The Thomas House, located near Mulberry, Kentucky in Shelby County, Kentucky was built between 1830 and 1840. It was added to the National Register of Historic Places in 1988.

== Features ==
The listed area of the property is 1.2 acre.This is defined by a fences on three sides. A long driveway stretches about 1000 ft downhill and south to Cropper Road (Kentucky Route 43).

The house consists of two stories, built with a center-passage plan and Settlement Vernacular architecture. The house was built with a 4-bay frame using brick nogging. The porch is built in a Greek Revival style. The foundation of the South section is rubble while the North section is concrete. Its original blinds were preserved and are still in use.

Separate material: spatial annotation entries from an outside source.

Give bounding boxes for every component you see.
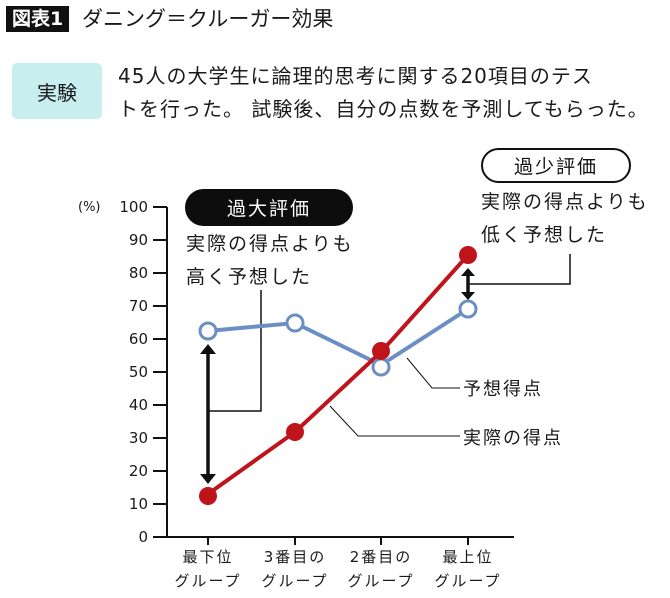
y-tick-label: 60 [128, 330, 148, 348]
y-tick-label: 40 [128, 396, 148, 414]
experiment-line-2: トを行った。 試験後、自分の点数を予測してもらった。 [118, 97, 649, 121]
actual-markers [199, 246, 477, 505]
figure-title: ダニング＝クルーガー効果 [82, 7, 334, 31]
x-category-label: 最上位 グループ [434, 548, 502, 590]
experiment-badge: 実験 [12, 63, 102, 119]
x-category-label: 2番目の グループ [347, 548, 415, 590]
overestimate-double-arrow [200, 344, 216, 484]
predicted-markers [198, 299, 478, 377]
legend-predicted: 予想得点 [463, 379, 543, 400]
x-category-label: 3番目の グループ [261, 548, 329, 590]
y-tick-label: 90 [128, 231, 148, 249]
overestimate-note: 実際の得点よりも 高く予想した [186, 233, 354, 288]
predicted-line [207, 307, 470, 368]
underestimate-double-arrow [461, 268, 475, 300]
y-tick-label: 30 [128, 429, 148, 447]
y-tick-label: 20 [128, 462, 148, 480]
y-axis-unit: (%) [78, 200, 101, 215]
underestimate-badge: 過少評価 [481, 148, 631, 183]
actual-line [206, 253, 470, 496]
experiment-description: 45人の大学生に論理的思考に関する20項目のテス トを行った。 試験後、自分の点… [118, 60, 649, 126]
legend-actual: 実際の得点 [463, 428, 563, 449]
x-tick-marks [207, 537, 469, 545]
y-tick-marks [153, 206, 167, 538]
experiment-line-1: 45人の大学生に論理的思考に関する20項目のテス [118, 64, 593, 88]
predicted-legend-leader [406, 357, 460, 389]
y-tick-label: 10 [128, 495, 148, 513]
y-tick-label: 50 [128, 363, 148, 381]
figure-label: 図表1 [6, 6, 70, 32]
y-tick-label: 70 [128, 297, 148, 315]
underestimate-callout-line [469, 254, 571, 285]
overestimate-badge: 過大評価 [185, 189, 353, 226]
actual-legend-leader [329, 405, 460, 437]
y-tick-label: 80 [128, 264, 148, 282]
x-category-label: 最下位 グループ [174, 548, 242, 590]
y-tick-label: 0 [138, 528, 148, 546]
y-tick-label: 100 [119, 198, 148, 216]
overestimate-callout-line [209, 290, 262, 412]
underestimate-note: 実際の得点よりも 低く予想した [481, 191, 649, 246]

Several contributing buildings lay within the domestic space including a shed, barn, and tenant house. A cellar is also present and was likely used to store food.

==History==
The main building was built around 1830 or 1840 by an unknown builder on a property that was acquired by the Thomas family in the 1830s.

The building was listed on the National Register of Historic Places followed a 1986-87 study of the historic resources of Shelby County.

== Significance ==
The house represents an extremely well preserved an example of 19th century life. The house's architecture, style, and material remain mostly intact. Its wood frame is rare among historic buildings in Shelby County.

The cellar is a lasting demonstration of food storage and handling practices during the time period.